Back in the day - long out of nappies, surrounded by Thin Lizzy records and memories at home, watching Top of the Pops, dreaming of one day having a moustache as stylish as Phil Lynott's - Egan's teenage ambitions were more along the lines of being famous and filthy rich.
"When I started playing first," he recalls, "I was into Nirvana, and had the notion of being a big star - even though, there I was, writing the shittiest of songs on a four-track, and writing lyrics about collecting dead flies. Over time, though, your focus changes as to why you play music. Then music turns into a crutch that you need, and gradually I realised I couldn't live without it. The tipping point arrives where you do it because you need to do it, have to do it, rather than just want to."
And what of Ritual? Is it the pinnacle of his achievements so far? "You put so much of yourself into it that you think you can't possibly make another record, but as soon as it was mastered and I listened to it twice, I knew I needed to make one more.
"Damn! It's like starting all over again. Hence the title."
Ritualis on release through Co-Op/V2. Jape perform at Dublin's Andrew's Lane Theatre on June 14th as part of the Future Days Festival. www.myspace.com/jape
JAPE AND THE REDNECKS
Richie Eganon his two bands
"THE WAY I divide my time and work between Jape and Redneck Manifesto is very simple. With the Rednecks we always write together in a room, the five of us, bouncing ideas off of each other. That's the only time we write; when we're not in a room together, I'm off doing Jape stuff.
"No one brings in songs or snippets of songs or a riff, we just jam continuously for ages, and we know instinctively which ideas we'll keep and which ones we'll throw away. By this stage, we have a good relationship, we do our own thing and we continue to do it, and it's great. But outside of Redneck Manifesto, it's just Jape and me.
"I can't see where Jape will supersede what I do with the Rednecks. It would need to be a death for me to make that choice. Let's put it this way: I could go away and tour for two years, yet come back to Dublin and still reconnect back in with them.
"There have been times this year where Jape - which is a very solitary thing - has taken over, whereas playing with the Rednecks is like a release. For starters, RM is a very unusual band. We don't play gigs that often; we don't tour. Band members have family things to do, so we're limited in a way as to what we can do, but, that said, we can easily fit in what we do around Jape.
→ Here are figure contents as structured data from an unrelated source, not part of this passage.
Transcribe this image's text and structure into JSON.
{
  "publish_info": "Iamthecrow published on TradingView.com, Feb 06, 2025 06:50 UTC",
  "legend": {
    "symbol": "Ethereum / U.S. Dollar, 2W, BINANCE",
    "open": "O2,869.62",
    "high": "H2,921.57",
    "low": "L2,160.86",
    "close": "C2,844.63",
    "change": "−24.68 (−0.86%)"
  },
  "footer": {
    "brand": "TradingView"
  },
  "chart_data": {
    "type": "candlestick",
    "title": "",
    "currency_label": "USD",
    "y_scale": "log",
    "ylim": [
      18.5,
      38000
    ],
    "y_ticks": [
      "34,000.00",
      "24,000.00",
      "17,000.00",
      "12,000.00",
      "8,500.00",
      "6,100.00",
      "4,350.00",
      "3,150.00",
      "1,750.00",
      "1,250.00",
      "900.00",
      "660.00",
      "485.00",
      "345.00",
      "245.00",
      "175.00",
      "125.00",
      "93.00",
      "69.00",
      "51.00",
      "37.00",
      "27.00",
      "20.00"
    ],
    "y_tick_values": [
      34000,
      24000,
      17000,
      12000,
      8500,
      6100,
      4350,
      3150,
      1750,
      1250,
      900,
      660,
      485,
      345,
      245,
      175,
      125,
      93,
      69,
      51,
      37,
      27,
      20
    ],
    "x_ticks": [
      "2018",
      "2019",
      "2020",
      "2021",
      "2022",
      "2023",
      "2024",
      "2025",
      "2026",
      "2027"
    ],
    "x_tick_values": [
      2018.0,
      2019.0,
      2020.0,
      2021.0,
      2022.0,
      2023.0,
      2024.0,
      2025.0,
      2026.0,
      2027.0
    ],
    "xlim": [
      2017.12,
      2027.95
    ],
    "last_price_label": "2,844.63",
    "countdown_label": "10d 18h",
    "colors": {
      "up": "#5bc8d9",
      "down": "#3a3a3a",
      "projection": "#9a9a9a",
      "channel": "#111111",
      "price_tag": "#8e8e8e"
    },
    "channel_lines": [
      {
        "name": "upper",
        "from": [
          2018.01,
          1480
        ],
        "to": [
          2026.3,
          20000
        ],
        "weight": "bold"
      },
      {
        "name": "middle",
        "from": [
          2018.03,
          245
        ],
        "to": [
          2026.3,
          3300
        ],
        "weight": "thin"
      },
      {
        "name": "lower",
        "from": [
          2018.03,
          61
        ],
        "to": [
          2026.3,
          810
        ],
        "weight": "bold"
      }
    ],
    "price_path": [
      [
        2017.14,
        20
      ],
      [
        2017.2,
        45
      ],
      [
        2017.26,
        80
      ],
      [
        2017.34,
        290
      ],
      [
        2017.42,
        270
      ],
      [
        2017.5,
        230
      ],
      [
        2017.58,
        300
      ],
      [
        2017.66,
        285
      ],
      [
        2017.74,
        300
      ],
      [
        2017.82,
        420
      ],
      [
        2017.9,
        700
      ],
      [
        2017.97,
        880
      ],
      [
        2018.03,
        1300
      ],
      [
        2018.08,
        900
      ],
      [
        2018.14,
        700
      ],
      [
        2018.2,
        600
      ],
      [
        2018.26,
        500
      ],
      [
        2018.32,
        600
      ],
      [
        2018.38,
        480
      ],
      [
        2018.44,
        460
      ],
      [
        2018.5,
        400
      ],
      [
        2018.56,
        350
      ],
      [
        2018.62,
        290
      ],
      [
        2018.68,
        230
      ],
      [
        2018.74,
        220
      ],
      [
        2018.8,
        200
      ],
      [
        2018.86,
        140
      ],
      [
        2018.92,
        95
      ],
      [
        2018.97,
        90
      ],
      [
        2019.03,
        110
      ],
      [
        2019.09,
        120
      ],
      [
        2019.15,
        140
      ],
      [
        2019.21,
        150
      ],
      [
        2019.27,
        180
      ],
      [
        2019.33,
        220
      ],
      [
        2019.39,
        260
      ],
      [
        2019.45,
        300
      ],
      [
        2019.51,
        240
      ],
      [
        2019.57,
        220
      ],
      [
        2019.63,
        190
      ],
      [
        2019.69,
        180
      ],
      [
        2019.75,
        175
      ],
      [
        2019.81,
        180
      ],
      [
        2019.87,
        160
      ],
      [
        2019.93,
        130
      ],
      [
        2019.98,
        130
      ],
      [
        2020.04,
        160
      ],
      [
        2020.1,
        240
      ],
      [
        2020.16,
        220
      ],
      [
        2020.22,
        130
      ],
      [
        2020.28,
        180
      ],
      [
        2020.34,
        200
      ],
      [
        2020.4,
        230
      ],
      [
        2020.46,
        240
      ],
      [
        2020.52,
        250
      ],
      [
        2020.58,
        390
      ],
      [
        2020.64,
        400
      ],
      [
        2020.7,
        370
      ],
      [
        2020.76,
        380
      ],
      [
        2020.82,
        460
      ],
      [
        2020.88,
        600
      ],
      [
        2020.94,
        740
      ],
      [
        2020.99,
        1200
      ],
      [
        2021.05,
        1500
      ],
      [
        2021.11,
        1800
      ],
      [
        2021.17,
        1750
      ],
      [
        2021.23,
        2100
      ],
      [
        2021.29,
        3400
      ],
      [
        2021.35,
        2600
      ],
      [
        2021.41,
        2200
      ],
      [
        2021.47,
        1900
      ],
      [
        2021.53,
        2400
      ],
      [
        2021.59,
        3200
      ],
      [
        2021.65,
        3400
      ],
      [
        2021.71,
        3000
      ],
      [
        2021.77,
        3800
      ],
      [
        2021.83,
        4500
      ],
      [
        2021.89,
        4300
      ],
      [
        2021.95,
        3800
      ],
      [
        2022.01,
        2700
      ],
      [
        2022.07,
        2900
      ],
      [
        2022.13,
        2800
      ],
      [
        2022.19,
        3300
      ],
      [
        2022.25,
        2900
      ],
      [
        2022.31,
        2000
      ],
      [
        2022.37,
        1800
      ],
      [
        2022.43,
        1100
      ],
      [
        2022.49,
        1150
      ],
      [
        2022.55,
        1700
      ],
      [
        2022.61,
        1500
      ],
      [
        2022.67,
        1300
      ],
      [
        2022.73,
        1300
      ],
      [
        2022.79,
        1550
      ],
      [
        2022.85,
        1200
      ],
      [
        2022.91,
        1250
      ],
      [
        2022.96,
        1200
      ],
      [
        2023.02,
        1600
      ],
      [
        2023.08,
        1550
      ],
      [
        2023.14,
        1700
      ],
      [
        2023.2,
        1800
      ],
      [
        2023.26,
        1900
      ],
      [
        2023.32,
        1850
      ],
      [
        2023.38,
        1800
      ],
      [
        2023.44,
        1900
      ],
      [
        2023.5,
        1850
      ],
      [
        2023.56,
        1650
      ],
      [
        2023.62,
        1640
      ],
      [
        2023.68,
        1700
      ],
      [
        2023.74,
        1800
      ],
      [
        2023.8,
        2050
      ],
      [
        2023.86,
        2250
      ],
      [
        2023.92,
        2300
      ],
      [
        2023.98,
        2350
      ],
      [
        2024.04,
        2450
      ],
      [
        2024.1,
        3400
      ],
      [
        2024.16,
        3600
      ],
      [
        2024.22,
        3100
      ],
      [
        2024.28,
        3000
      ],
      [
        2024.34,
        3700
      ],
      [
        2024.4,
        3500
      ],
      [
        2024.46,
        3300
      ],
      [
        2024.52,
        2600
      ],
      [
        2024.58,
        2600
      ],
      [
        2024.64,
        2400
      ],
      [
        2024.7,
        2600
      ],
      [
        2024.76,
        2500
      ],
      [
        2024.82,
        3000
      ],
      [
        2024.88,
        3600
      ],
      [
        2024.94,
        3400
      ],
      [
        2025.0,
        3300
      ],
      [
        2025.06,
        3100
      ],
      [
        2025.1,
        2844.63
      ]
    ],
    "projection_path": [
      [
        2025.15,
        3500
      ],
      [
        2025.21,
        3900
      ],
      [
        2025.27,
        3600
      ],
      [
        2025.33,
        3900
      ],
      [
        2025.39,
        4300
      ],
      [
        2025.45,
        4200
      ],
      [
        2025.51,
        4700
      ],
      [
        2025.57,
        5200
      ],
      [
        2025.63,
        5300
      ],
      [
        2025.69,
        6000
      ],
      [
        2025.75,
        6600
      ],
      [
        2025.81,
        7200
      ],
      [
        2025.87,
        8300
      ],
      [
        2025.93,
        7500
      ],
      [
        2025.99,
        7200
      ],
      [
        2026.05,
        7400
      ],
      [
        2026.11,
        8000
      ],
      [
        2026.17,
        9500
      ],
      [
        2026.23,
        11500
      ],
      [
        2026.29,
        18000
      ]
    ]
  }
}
"The members of RM love playing together, but we'll do it at our own pace. There has never been any major record company involvement, and we've never tried to make any kind of a career out of it.
"We're a strange, cantankerous bunch - we love playing, but yet we say no to almost everything we're asked to do. It's almost cultish, but after 11 years of being together as friends and a band, it works for us.
"Ultimately, as long as we feel like that, we'll all keep going."